Here are a few books that will come out in 2024. Pre-order them today!
The Pursuit of Happiness: How Classical Writers on Virtue Inspired the Lives of the Founders and Defined America (February 13)
Just in time for Valentine’s Day, Jeffrey Rosen, the president of the National Constitution Center, explores what the pursuit of happiness meant to the Founding generation through profiles of six influential founders (John Adams, Benjamin Franklin, Alexander Hamilton, Thomas Jefferson, James Madison, and George Washington).
"By reading the classical Greek and Roman moral philosophers who inspired the Founders, Rosen shows us how they understood the pursuit of happiness as a quest for being good, not feeling good—the pursuit of lifelong virtue, not short-term pleasure.” The Pursuit of Happiness is “more than an elucidation of the Declaration’s famous phrase; it is a revelatory journey into the minds of the Founders, and a deep, rich, and fresh understanding of the foundation of our democracy." This classics-loving fan of the Founders can't wait.
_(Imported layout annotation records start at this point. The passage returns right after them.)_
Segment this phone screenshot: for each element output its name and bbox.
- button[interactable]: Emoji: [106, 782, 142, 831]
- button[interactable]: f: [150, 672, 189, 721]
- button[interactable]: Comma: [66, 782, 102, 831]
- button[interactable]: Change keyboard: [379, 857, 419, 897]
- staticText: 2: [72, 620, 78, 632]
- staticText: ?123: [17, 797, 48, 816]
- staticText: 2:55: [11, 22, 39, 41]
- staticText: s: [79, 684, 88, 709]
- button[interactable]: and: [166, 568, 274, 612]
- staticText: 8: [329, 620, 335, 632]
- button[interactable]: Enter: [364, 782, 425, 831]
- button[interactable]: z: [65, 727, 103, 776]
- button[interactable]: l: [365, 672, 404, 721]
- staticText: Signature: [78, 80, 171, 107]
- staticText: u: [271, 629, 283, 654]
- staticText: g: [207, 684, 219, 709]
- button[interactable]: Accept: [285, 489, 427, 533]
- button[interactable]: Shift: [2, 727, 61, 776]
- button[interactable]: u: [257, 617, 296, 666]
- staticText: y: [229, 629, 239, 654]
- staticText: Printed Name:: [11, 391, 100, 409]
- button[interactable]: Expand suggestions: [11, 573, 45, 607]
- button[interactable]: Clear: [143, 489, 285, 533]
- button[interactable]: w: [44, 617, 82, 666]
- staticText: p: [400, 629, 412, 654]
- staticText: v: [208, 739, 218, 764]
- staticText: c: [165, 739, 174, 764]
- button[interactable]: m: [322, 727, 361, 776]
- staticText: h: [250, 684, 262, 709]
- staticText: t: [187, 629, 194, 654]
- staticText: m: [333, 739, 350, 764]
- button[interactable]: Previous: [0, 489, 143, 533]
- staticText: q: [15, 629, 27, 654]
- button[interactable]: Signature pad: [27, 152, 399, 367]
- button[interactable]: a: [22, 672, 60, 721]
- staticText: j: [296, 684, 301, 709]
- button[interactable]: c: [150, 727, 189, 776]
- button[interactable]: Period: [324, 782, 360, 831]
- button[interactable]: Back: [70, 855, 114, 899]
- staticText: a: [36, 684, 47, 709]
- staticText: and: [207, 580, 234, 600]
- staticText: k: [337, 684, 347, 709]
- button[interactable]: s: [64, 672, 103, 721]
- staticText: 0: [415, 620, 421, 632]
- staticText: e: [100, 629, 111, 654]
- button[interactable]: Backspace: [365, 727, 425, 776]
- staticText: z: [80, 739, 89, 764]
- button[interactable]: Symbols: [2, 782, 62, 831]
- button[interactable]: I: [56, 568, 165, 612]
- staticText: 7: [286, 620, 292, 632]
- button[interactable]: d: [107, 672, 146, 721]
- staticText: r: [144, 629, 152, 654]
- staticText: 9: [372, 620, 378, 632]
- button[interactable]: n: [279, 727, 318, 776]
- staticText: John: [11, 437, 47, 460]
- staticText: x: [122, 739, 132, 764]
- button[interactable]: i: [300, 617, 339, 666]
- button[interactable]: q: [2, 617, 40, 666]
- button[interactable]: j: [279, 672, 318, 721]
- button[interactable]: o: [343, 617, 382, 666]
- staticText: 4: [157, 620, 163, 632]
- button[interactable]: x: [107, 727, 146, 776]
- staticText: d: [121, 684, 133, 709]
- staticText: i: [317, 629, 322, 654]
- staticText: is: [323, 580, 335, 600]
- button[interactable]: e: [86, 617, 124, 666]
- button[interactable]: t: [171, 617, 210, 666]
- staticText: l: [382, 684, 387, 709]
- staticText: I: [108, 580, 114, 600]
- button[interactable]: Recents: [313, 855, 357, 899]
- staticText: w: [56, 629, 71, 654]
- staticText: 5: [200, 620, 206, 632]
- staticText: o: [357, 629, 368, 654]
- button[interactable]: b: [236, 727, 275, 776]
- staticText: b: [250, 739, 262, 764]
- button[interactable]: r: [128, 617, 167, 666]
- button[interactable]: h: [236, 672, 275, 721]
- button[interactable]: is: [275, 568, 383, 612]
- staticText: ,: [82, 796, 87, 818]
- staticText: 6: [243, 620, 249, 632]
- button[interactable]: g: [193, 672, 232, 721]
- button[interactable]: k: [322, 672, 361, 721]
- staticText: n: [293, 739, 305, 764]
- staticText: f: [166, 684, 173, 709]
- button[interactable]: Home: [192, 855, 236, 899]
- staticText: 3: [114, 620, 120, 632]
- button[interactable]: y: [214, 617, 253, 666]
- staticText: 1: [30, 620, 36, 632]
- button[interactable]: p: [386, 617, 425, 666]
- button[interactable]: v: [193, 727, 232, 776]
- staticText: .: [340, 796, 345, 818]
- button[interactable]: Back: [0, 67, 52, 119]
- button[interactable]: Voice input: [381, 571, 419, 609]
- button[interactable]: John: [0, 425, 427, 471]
Justice Stephen Breyer is spilling the tea on textualism. Breyer makes the case that instead of focusing on the text and trying to uncover how it was understood at the time of drafting, “[m]ost important in interpreting law . . . is to understand the purposes of statutes as well as the consequences" of the court's rulings. He illustrates these principles by examining some of the most important cases in our nation’s history, including Dobbs v. Jackson Women's Health Organization and New York State Rifle & Pistol Association v. Bruen that he argues were wrongly decided and have led to harmful results. While he may have hung up his robes, Justice Breyer's work is not done.
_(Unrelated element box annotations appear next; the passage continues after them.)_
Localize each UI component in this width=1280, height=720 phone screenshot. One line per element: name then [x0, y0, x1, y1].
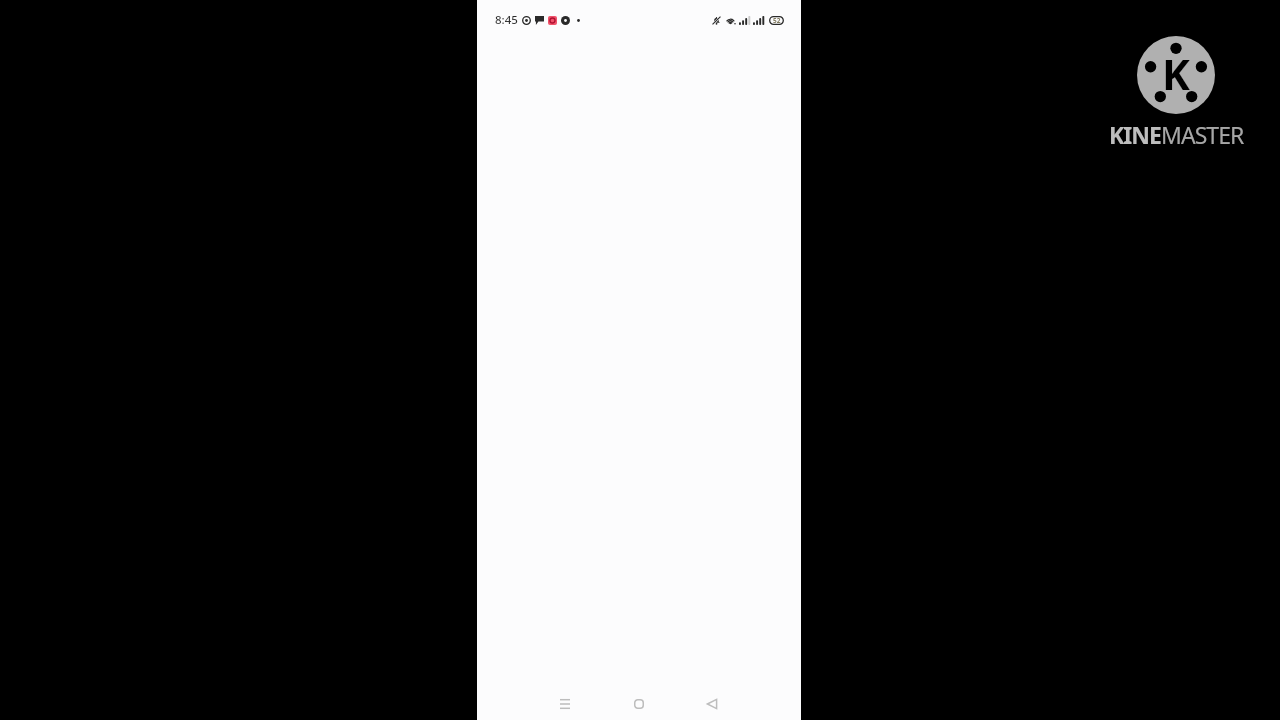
- button[interactable]: Recent apps: [545, 684, 585, 720]
- staticText: 8:45: [495, 12, 518, 28]
- staticText: MASTER: [1161, 119, 1244, 150]
- button[interactable]: Home: [619, 684, 659, 720]
- staticText: 52: [773, 16, 781, 25]
- staticText: KINE: [1109, 119, 1161, 150]
- button[interactable]: Back: [692, 684, 732, 720]
- staticText: K: [1162, 45, 1190, 102]
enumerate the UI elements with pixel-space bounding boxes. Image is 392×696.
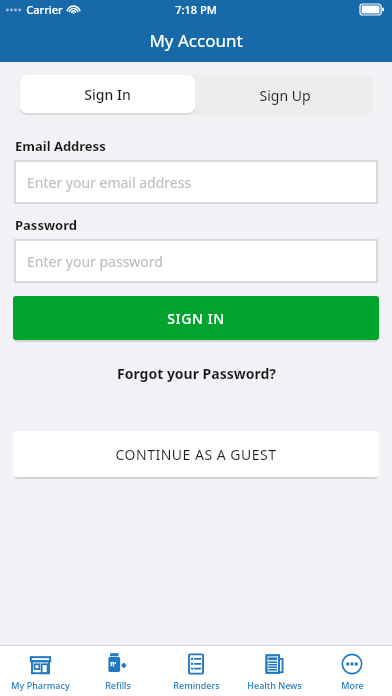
staticText: More (341, 679, 364, 691)
button[interactable]: Enter your password (15, 240, 377, 282)
other: Health News (263, 653, 286, 676)
staticText: My Account (149, 29, 243, 52)
other: Refills (106, 652, 130, 676)
staticText: Forgot your Password? (117, 364, 276, 383)
other: My Pharmacy (29, 653, 52, 676)
staticText: Health News (247, 679, 302, 691)
other: More (341, 653, 363, 675)
staticText: CONTINUE AS A GUEST (115, 445, 277, 464)
staticText: Sign In (84, 85, 131, 104)
button[interactable]: Health News (236, 646, 312, 696)
button[interactable]: My Pharmacy (2, 646, 78, 696)
staticText: SIGN IN (167, 309, 225, 328)
button[interactable]: Forgot your Password? (107, 360, 286, 387)
button[interactable]: Enter your email address (15, 161, 377, 203)
button[interactable] (19, 75, 196, 115)
button[interactable]: Refills (80, 646, 156, 696)
staticText: My Pharmacy (11, 679, 70, 691)
staticText: Refills (105, 679, 131, 691)
button[interactable]: CONTINUE AS A GUEST (13, 431, 379, 477)
other: Reminders (185, 653, 207, 675)
staticText: Reminders (173, 679, 220, 691)
staticText: Carrier (26, 2, 63, 17)
button[interactable]: More (314, 646, 390, 696)
staticText: Password (15, 216, 77, 234)
staticText: Enter your password (27, 252, 163, 271)
staticText: 7:18 PM (175, 2, 217, 17)
staticText: Sign Up (259, 86, 311, 105)
button[interactable]: Sign Up (196, 75, 373, 115)
button[interactable]: SIGN IN (13, 296, 379, 340)
button[interactable]: Reminders (158, 646, 234, 696)
staticText: Email Address (15, 137, 106, 155)
staticText: Enter your email address (27, 173, 192, 192)
button[interactable]: Sign In (20, 75, 195, 113)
Journalist A.J. Jacobs—a self-described human guinea pig who previously spent a year “living biblically”—sought to live as the Founding Fathers did in 1790 in order to better understand the Constitution. He blends “unforgettable adventures—delivering a handwritten petition to Congress, applying for a Letter of Marque to become a legal pirate for the government, and battling redcoats as part of a Revolutionary War reenactment group—with dozens of interviews from constitutional experts from both sides. Jacobs dives deep into originalism and living constitutionalism, the two rival ways of interpreting the document.” Jacobs “provides an entertaining yet illuminating look into how this storied document fits into our democracy today.” Perhaps the moral of the story will be that the Constitution is more relevant today than tricorne hats and pantaloons.
And while publication dates have not been announced for forthcoming books by Justices Amy Coney Barrett and Ketanji Brown Jackson, we're eager to read those as soon as they hit bookshelves. We at SCOTUS Ladies hope you enjoy the rest of this interstitial time between Christmas and the new year. Cheers to 2024!